Officer Rush lost sight of the man as he ran east on Turner Street and then north on Law Street.
When Officer Rush went back to Trinkle's Bar, he found a man on his back on the floor
bleeding profusely from his head. The man, later identified as William "Big Will" Spearman,
2
was unresponsive and had a large neck wound. The officer noticed the faint smell of gunpowder
in the bar. Spearman later died.
Officer Rush saw a woman, Margarita Morales, was giving CPR to the victim. Ms.

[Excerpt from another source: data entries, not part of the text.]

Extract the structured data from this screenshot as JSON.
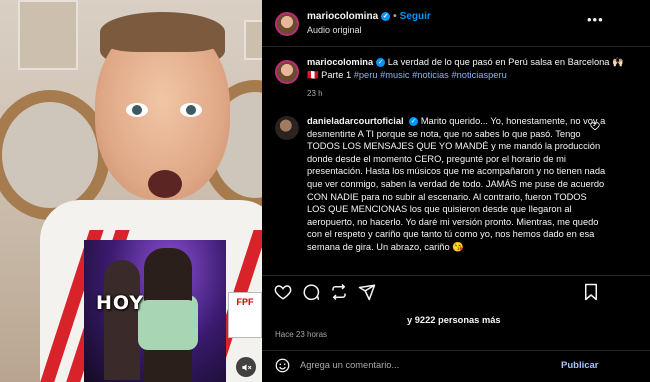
{
  "header": {
    "username": "mariocolomina",
    "follow_label": "Seguir",
    "separator": "•",
    "audio_label": "Audio original",
    "more_label": "•••"
  },
  "caption": {
    "username": "mariocolomina",
    "text_prefix": " La verdad de lo que pasó en Perú salsa en Barcelona ",
    "emoji": "🙌🏻🇵🇪",
    "part": " Parte 1 ",
    "hashtags": [
      "#peru",
      "#music",
      "#noticias",
      "#noticiasperu"
    ],
    "time": "23 h"
  },
  "comment": {
    "username": "danieladarcourtoficial",
    "text": "Marito querido... Yo, honestamente, no voy a desmentirte A TI porque se nota, que no sabes lo que pasó. Tengo TODOS LOS MENSAJES QUE YO MANDÉ y me mandó la producción donde desde el momento CERO, pregunté por el horario de mi presentación. Hasta los músicos que me acompañaron y no tienen nada que ver conmigo, saben la verdad de todo. JAMÁS me puse de acuerdo CON NADIE para no subir al escenario. Al contrario, fueron TODOS LOS QUE MENCIONAS los que quisieron desde que llegaron al aeropuerto, no hacerlo. Yo daré mi versión pronto. Mientras, me quedo con el respeto y cariño que tanto tú como yo, nos hemos dado en esa semana de gira. Un abrazo, cariño 😘"
  },
  "stats": {
    "likes_text": "y 9222 personas más",
    "posted_ago": "Hace 23 horas"
  },
  "add_comment": {
    "placeholder": "Agrega un comentario...",
    "publish_label": "Publicar"
  },
  "media": {
    "inset_caption": "HOY",
    "badge_text": "FPF"
  },
  "colors": {
    "accent_blue": "#0095f6",
    "hashtag": "#8ab4f8",
    "secondary_text": "#a8a8a8",
    "background": "#000000"
  }
}
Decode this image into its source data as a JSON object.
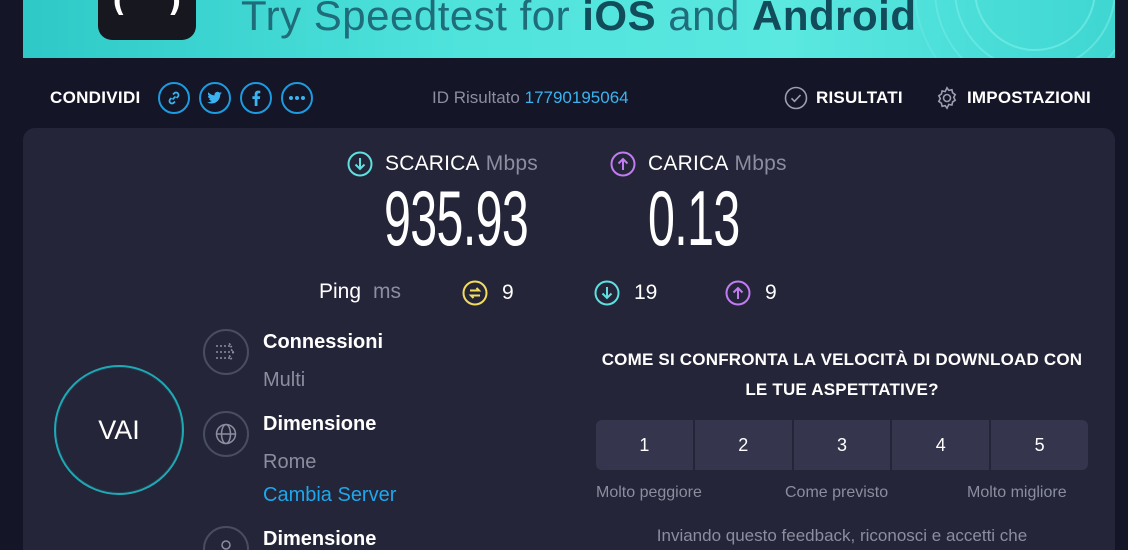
{
  "banner": {
    "text_prefix": "Try Speedtest for ",
    "text_ios": "iOS",
    "text_and": " and ",
    "text_android": "Android"
  },
  "share": {
    "label": "CONDIVIDI",
    "icons": [
      "link-icon",
      "twitter-icon",
      "facebook-icon",
      "more-icon"
    ]
  },
  "result": {
    "label": "ID Risultato",
    "id": "17790195064"
  },
  "nav": {
    "results": "RISULTATI",
    "settings": "IMPOSTAZIONI"
  },
  "download": {
    "label": "SCARICA",
    "unit": "Mbps",
    "value": "935.93"
  },
  "upload": {
    "label": "CARICA",
    "unit": "Mbps",
    "value": "0.13"
  },
  "ping": {
    "label": "Ping",
    "unit": "ms",
    "idle": "9",
    "download": "19",
    "upload": "9"
  },
  "go_button": "VAI",
  "info": {
    "connections_title": "Connessioni",
    "connections_value": "Multi",
    "server_title": "Dimensione",
    "server_value": "Rome",
    "change_server": "Cambia Server",
    "provider_title": "Dimensione"
  },
  "survey": {
    "question": "COME SI CONFRONTA LA VELOCITÀ DI DOWNLOAD CON LE TUE ASPETTATIVE?",
    "options": [
      "1",
      "2",
      "3",
      "4",
      "5"
    ],
    "low": "Molto peggiore",
    "mid": "Come previsto",
    "high": "Molto migliore",
    "note": "Inviando questo feedback, riconosci e accetti che"
  },
  "colors": {
    "accent": "#1c9be0",
    "download": "#5ee0e0",
    "upload": "#c07cf0",
    "ping_idle": "#f2dc5d",
    "background": "#141526",
    "panel": "#242538"
  }
}
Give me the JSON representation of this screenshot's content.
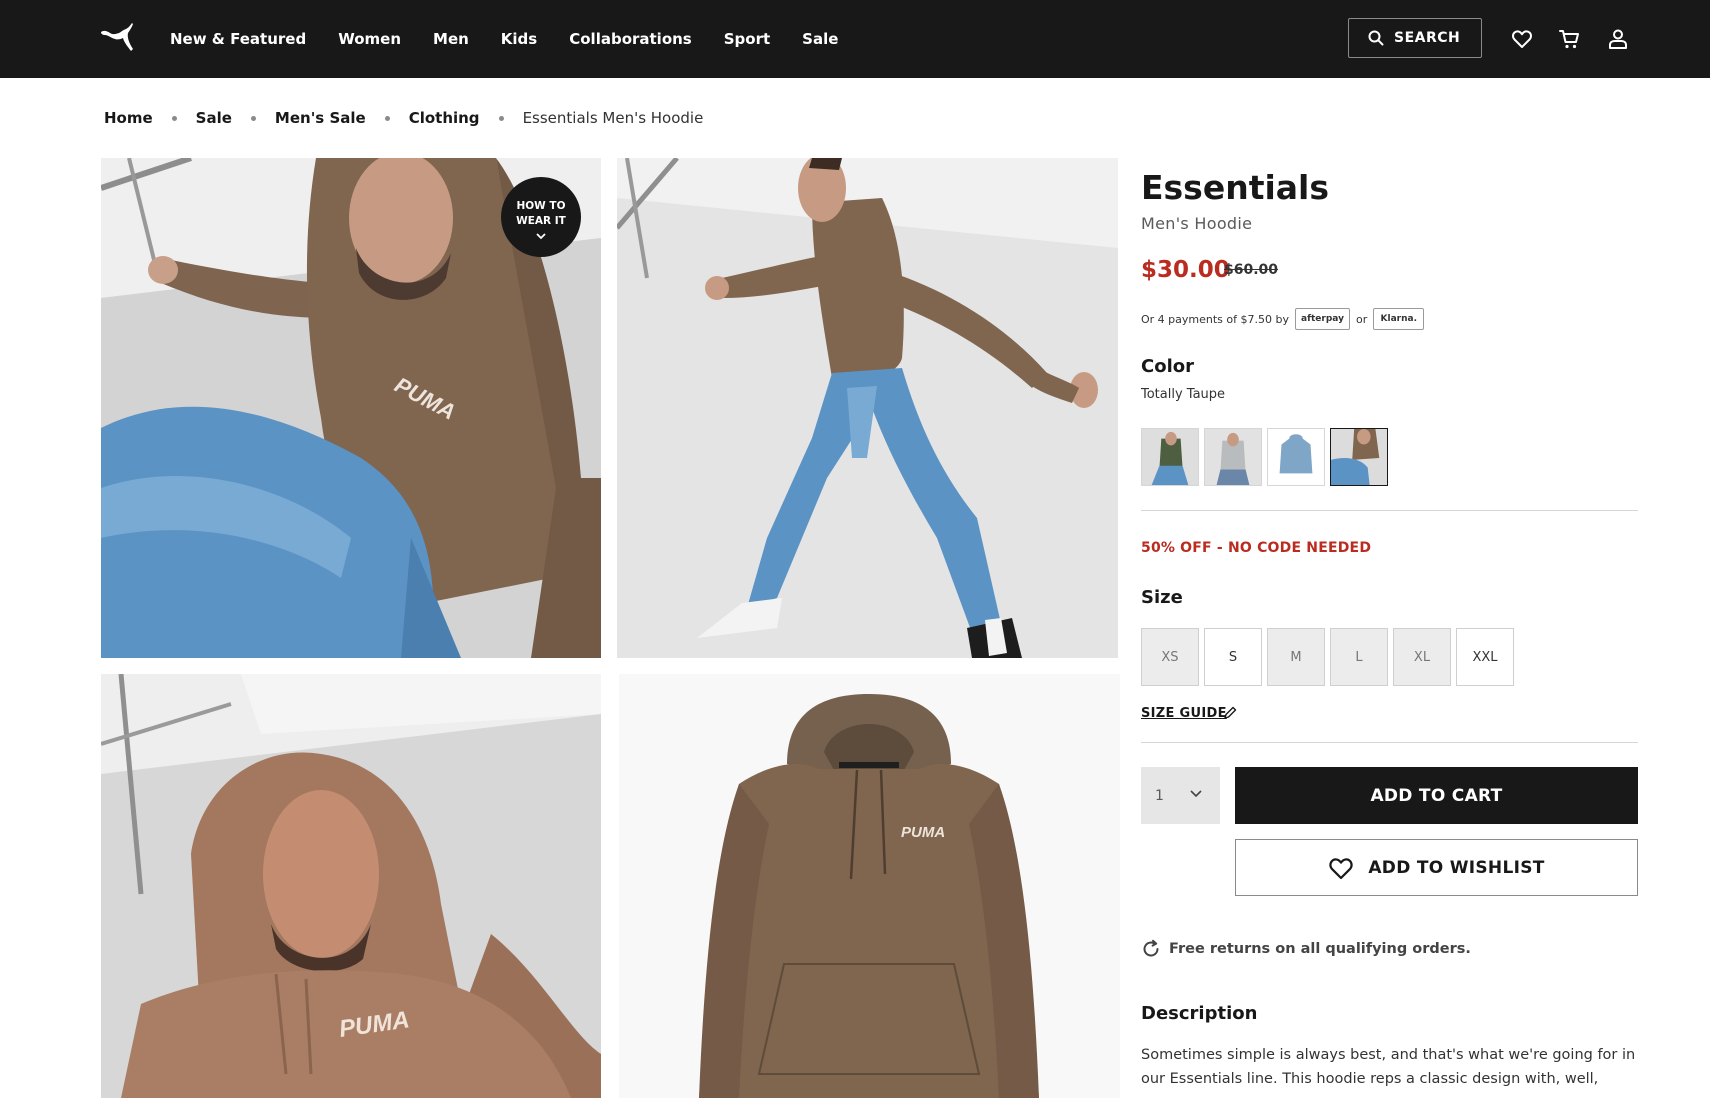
{
  "header": {
    "brand": "PUMA",
    "nav": [
      "New & Featured",
      "Women",
      "Men",
      "Kids",
      "Collaborations",
      "Sport",
      "Sale"
    ],
    "search_label": "SEARCH",
    "icons": [
      "search-icon",
      "heart-icon",
      "cart-icon",
      "account-icon"
    ]
  },
  "breadcrumb": {
    "items": [
      "Home",
      "Sale",
      "Men's Sale",
      "Clothing"
    ],
    "current": "Essentials Men's Hoodie"
  },
  "gallery": {
    "how_to_line1": "HOW TO",
    "how_to_line2": "WEAR IT",
    "hoodie_brand_print": "PUMA"
  },
  "product": {
    "title": "Essentials",
    "subtitle": "Men's Hoodie",
    "price_sale": "$30.00",
    "price_original": "$60.00",
    "installments_prefix": "Or 4 payments of $7.50 by",
    "installments_or": "or",
    "afterpay_label": "afterpay",
    "klarna_label": "Klarna.",
    "color_label": "Color",
    "color_name": "Totally Taupe",
    "color_swatches": [
      {
        "name": "green",
        "selected": false
      },
      {
        "name": "grey",
        "selected": false
      },
      {
        "name": "blue",
        "selected": false
      },
      {
        "name": "totally-taupe",
        "selected": true
      }
    ],
    "promo": "50% OFF - NO CODE NEEDED",
    "size_label": "Size",
    "sizes": [
      {
        "label": "XS",
        "available": false
      },
      {
        "label": "S",
        "available": true
      },
      {
        "label": "M",
        "available": false
      },
      {
        "label": "L",
        "available": false
      },
      {
        "label": "XL",
        "available": false
      },
      {
        "label": "XXL",
        "available": true
      }
    ],
    "size_guide": "SIZE GUIDE",
    "quantity": "1",
    "add_to_cart": "ADD TO CART",
    "add_to_wishlist": "ADD TO WISHLIST",
    "returns": "Free returns on all qualifying orders.",
    "description_title": "Description",
    "description_text": "Sometimes simple is always best, and that's what we're going for in our Essentials line. This hoodie reps a classic design with, well,"
  },
  "colors": {
    "header_bg": "#181818",
    "sale_red": "#ba2b20",
    "hoodie_brown": "#80654f",
    "denim": "#5b93c4"
  }
}
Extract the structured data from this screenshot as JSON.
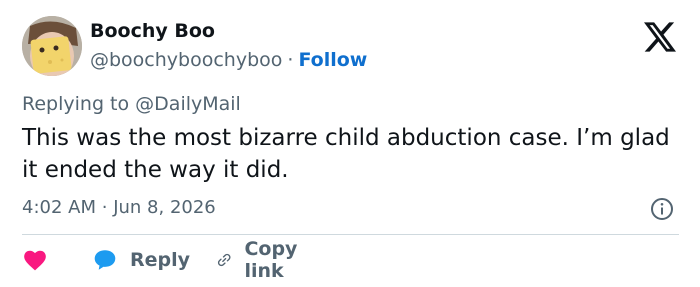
{
  "author": {
    "name": "Boochy Boo",
    "handle": "@boochyboochyboo",
    "separator": "·",
    "follow_label": "Follow"
  },
  "reply_context": {
    "prefix": "Replying to",
    "mention": "@DailyMail"
  },
  "tweet": {
    "text": "This was the most bizarre child abduction case. I’m glad it ended the way it did.",
    "time": "4:02 AM",
    "separator": "·",
    "date": "Jun 8, 2026"
  },
  "actions": {
    "reply_label": "Reply",
    "copy_link_label": "Copy link"
  },
  "icons": {
    "brand": "x-logo-icon",
    "info": "info-icon",
    "like": "heart-icon",
    "reply": "speech-bubble-icon",
    "copy": "link-icon"
  },
  "colors": {
    "heart": "#f91880",
    "reply_bubble": "#1d9bf0",
    "follow": "#0f6fce",
    "secondary_text": "#536471"
  }
}
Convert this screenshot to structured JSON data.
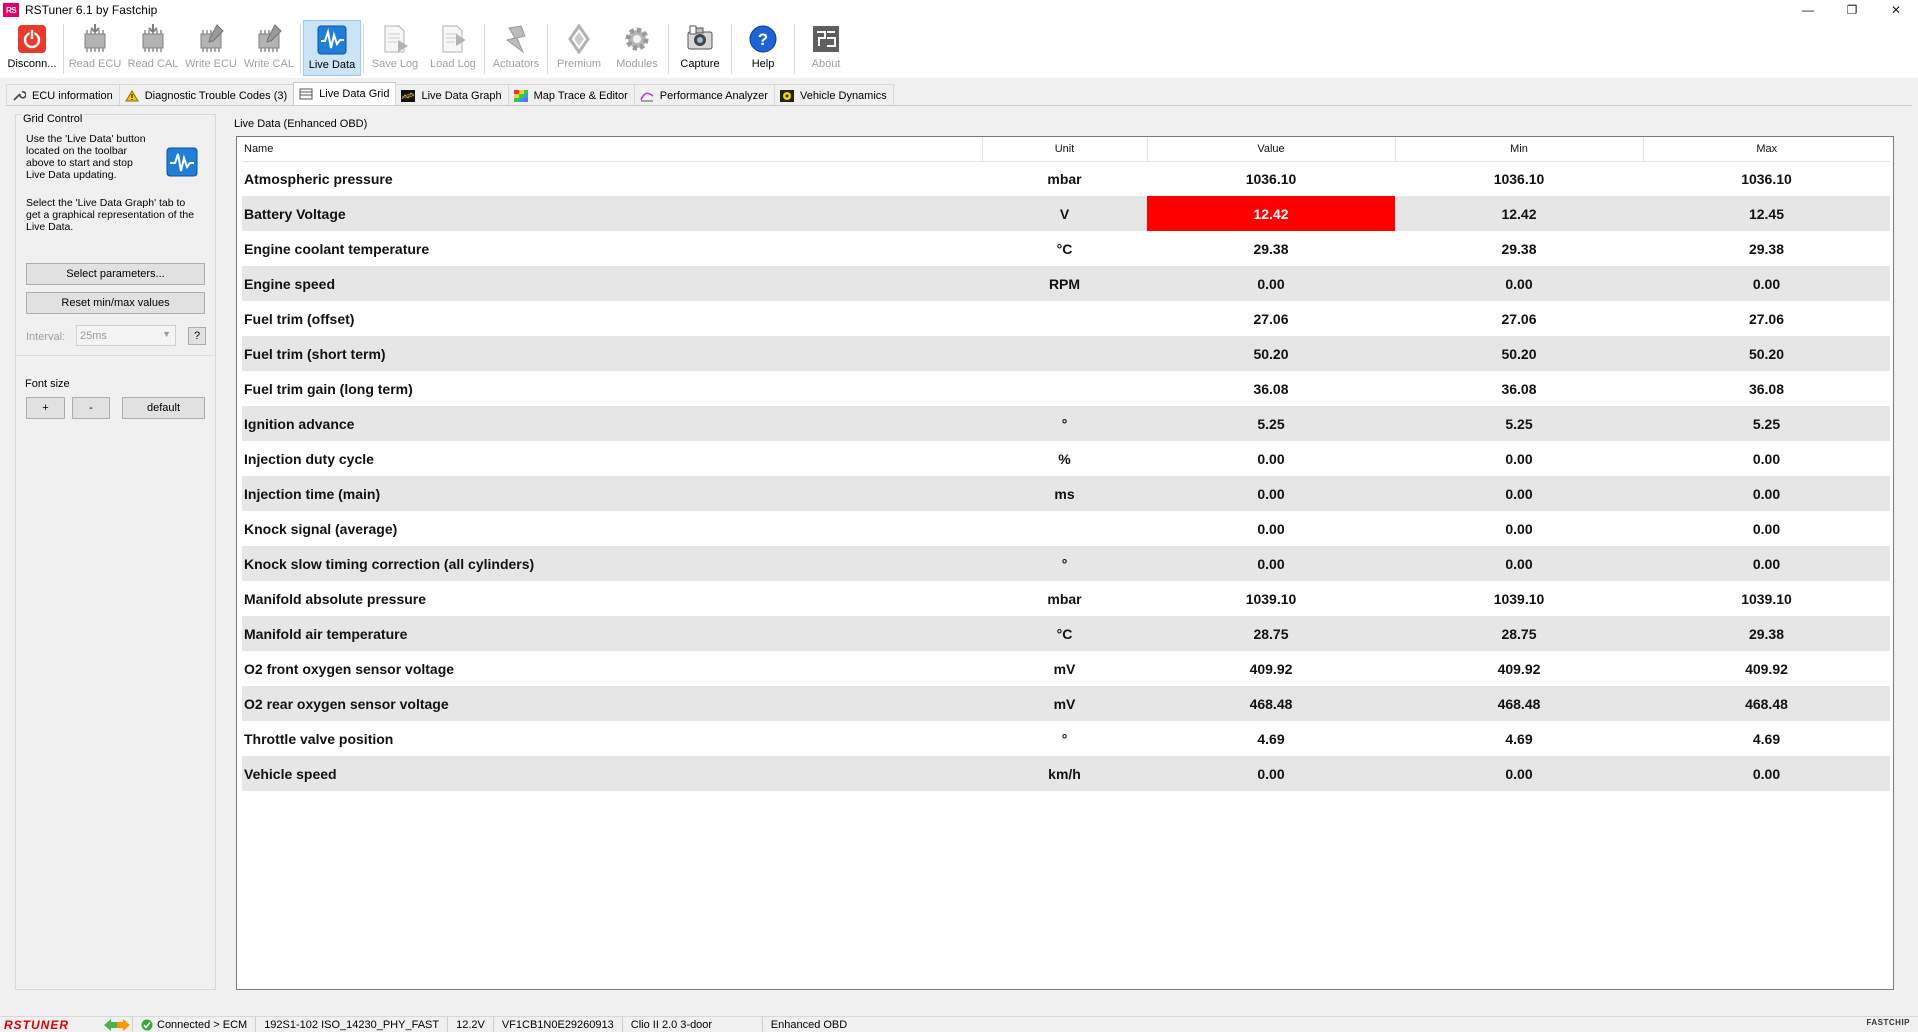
{
  "window": {
    "logo_text": "RS",
    "title": "RSTuner 6.1 by Fastchip",
    "minimize": "—",
    "maximize": "❐",
    "close": "✕"
  },
  "toolbar": [
    {
      "label": "Disconn...",
      "icon": "power-icon",
      "state": "normal"
    },
    {
      "label": "Read ECU",
      "icon": "chip-read-icon",
      "state": "disabled"
    },
    {
      "label": "Read CAL",
      "icon": "chip-read-icon",
      "state": "disabled"
    },
    {
      "label": "Write ECU",
      "icon": "chip-write-icon",
      "state": "disabled"
    },
    {
      "label": "Write CAL",
      "icon": "chip-write-icon",
      "state": "disabled"
    },
    {
      "label": "Live Data",
      "icon": "pulse-icon",
      "state": "active"
    },
    {
      "label": "Save Log",
      "icon": "save-log-icon",
      "state": "disabled"
    },
    {
      "label": "Load Log",
      "icon": "load-log-icon",
      "state": "disabled"
    },
    {
      "label": "Actuators",
      "icon": "actuator-icon",
      "state": "disabled"
    },
    {
      "label": "Premium",
      "icon": "renault-icon",
      "state": "disabled"
    },
    {
      "label": "Modules",
      "icon": "gear-icon",
      "state": "disabled"
    },
    {
      "label": "Capture",
      "icon": "camera-icon",
      "state": "normal"
    },
    {
      "label": "Help",
      "icon": "help-icon",
      "state": "normal"
    },
    {
      "label": "About",
      "icon": "about-logo-icon",
      "state": "disabled"
    }
  ],
  "tabs": [
    {
      "label": "ECU information",
      "icon": "wrench-icon",
      "active": false
    },
    {
      "label": "Diagnostic Trouble Codes (3)",
      "icon": "warning-icon",
      "active": false
    },
    {
      "label": "Live Data Grid",
      "icon": "grid-icon",
      "active": true
    },
    {
      "label": "Live Data Graph",
      "icon": "graph-icon",
      "active": false
    },
    {
      "label": "Map Trace & Editor",
      "icon": "map-icon",
      "active": false
    },
    {
      "label": "Performance Analyzer",
      "icon": "analyzer-icon",
      "active": false
    },
    {
      "label": "Vehicle Dynamics",
      "icon": "dynamics-icon",
      "active": false
    }
  ],
  "grid_control": {
    "title": "Grid Control",
    "hint1": [
      "Use the 'Live Data' button",
      "located on the toolbar",
      "above to start and stop",
      "Live Data updating."
    ],
    "hint2": [
      "Select the 'Live Data Graph' tab to",
      "get a graphical representation of the",
      "Live Data."
    ],
    "select_params": "Select parameters...",
    "reset_minmax": "Reset min/max values",
    "interval_label": "Interval:",
    "interval_value": "25ms",
    "help_btn": "?"
  },
  "font_size": {
    "title": "Font size",
    "plus": "+",
    "minus": "-",
    "default": "default"
  },
  "grid": {
    "title": "Live Data (Enhanced OBD)",
    "columns": [
      "Name",
      "Unit",
      "Value",
      "Min",
      "Max"
    ],
    "rows": [
      {
        "name": "Atmospheric pressure",
        "unit": "mbar",
        "value": "1036.10",
        "min": "1036.10",
        "max": "1036.10",
        "alert": false
      },
      {
        "name": "Battery Voltage",
        "unit": "V",
        "value": "12.42",
        "min": "12.42",
        "max": "12.45",
        "alert": true
      },
      {
        "name": "Engine coolant temperature",
        "unit": "°C",
        "value": "29.38",
        "min": "29.38",
        "max": "29.38",
        "alert": false
      },
      {
        "name": "Engine speed",
        "unit": "RPM",
        "value": "0.00",
        "min": "0.00",
        "max": "0.00",
        "alert": false
      },
      {
        "name": "Fuel trim (offset)",
        "unit": "",
        "value": "27.06",
        "min": "27.06",
        "max": "27.06",
        "alert": false
      },
      {
        "name": "Fuel trim (short term)",
        "unit": "",
        "value": "50.20",
        "min": "50.20",
        "max": "50.20",
        "alert": false
      },
      {
        "name": "Fuel trim gain (long term)",
        "unit": "",
        "value": "36.08",
        "min": "36.08",
        "max": "36.08",
        "alert": false
      },
      {
        "name": "Ignition advance",
        "unit": "°",
        "value": "5.25",
        "min": "5.25",
        "max": "5.25",
        "alert": false
      },
      {
        "name": "Injection duty cycle",
        "unit": "%",
        "value": "0.00",
        "min": "0.00",
        "max": "0.00",
        "alert": false
      },
      {
        "name": "Injection time (main)",
        "unit": "ms",
        "value": "0.00",
        "min": "0.00",
        "max": "0.00",
        "alert": false
      },
      {
        "name": "Knock signal (average)",
        "unit": "",
        "value": "0.00",
        "min": "0.00",
        "max": "0.00",
        "alert": false
      },
      {
        "name": "Knock slow timing correction (all cylinders)",
        "unit": "°",
        "value": "0.00",
        "min": "0.00",
        "max": "0.00",
        "alert": false
      },
      {
        "name": "Manifold absolute pressure",
        "unit": "mbar",
        "value": "1039.10",
        "min": "1039.10",
        "max": "1039.10",
        "alert": false
      },
      {
        "name": "Manifold air temperature",
        "unit": "°C",
        "value": "28.75",
        "min": "28.75",
        "max": "29.38",
        "alert": false
      },
      {
        "name": "O2 front oxygen sensor voltage",
        "unit": "mV",
        "value": "409.92",
        "min": "409.92",
        "max": "409.92",
        "alert": false
      },
      {
        "name": "O2 rear oxygen sensor voltage",
        "unit": "mV",
        "value": "468.48",
        "min": "468.48",
        "max": "468.48",
        "alert": false
      },
      {
        "name": "Throttle valve position",
        "unit": "°",
        "value": "4.69",
        "min": "4.69",
        "max": "4.69",
        "alert": false
      },
      {
        "name": "Vehicle speed",
        "unit": "km/h",
        "value": "0.00",
        "min": "0.00",
        "max": "0.00",
        "alert": false
      }
    ]
  },
  "statusbar": {
    "logo": "RSTUNER",
    "connection": "Connected > ECM",
    "protocol": "192S1-102  ISO_14230_PHY_FAST",
    "voltage": "12.2V",
    "vin": "VF1CB1N0E29260913",
    "vehicle": "Clio II 2.0 3-door",
    "mode": "Enhanced OBD",
    "brand": "FASTCHIP"
  },
  "colors": {
    "alert": "#ff0000",
    "active_tool": "#cce4f7",
    "brand": "#e2006a"
  }
}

Morales later related to the police she had been in the bar for about 7 hours when she noticed the
victim and a man identified as the Appellant coming out of the bathroom in the bar and having a
physical struggle. During this struggle, Ms. Morales saw the Appellant with a gun and heard two
gunshots. After the gunfire, Morales saw Spearman slump to the floor and people running from
the bar.
Ms. Iris Rodriguez was also at the bar that night. While in the ladies bathroom, Rodriguez
heard a loud argument. When she came out of the bathroom, Rodriguez began to speak with
Morales when she saw the Appellant leave from the mens' bathroom, then go back in, followed
by a struggle between the Appellant and Spearman. Ms. Rodriguez saw Appellant with a gun and
then heard shots ring out.
The bartender Edward Reid also heard a loud bang and saw patrons fleeing from one end
of the bar. Mr. Reid then saw the victim on the floor bleeding and called 911.
At the scene of the shooting, the police recovered a New York Yankees baseball hat from the
pool table close to the victim. Surveillance videotape from within the bar showed the suspect
wearing a Yankees hat. DNA evidence recovered from inside the Yankees hat was compared the
Appellant's known DNA profile. While the DNA analysis could not determine a match with the
Appellant, the analysis did determine that 1 in 2,700 unrelated Caucasians, 1 in 3,900 unrelated
African-Americans, and 1 in 3,200 unrelated Hispanics would be expected to be included in the
DNA mixture found on the Yankees hat headband.
3
An autopsy revealed the victim died from multiple gunshot wounds. The manner of death
was identified as homicide.
Further analysis of the surveillance videotape from the bar showed the struggle between
the victim and the shooter. The victim was seen on the floor with the shooter standing over him
holding a gun while wearing a Yankees hat. However, the shooter's face was partially obscured
by a hoodie.
Upon reviewing a photographic array, Mr. Reid identified the Appellant as the shooter,
but admitted he could only be 60% sure of his identification. Ms. Rodriguez and Ms. Morales
viewed the same photo array and both identified the Appellant as the shooter.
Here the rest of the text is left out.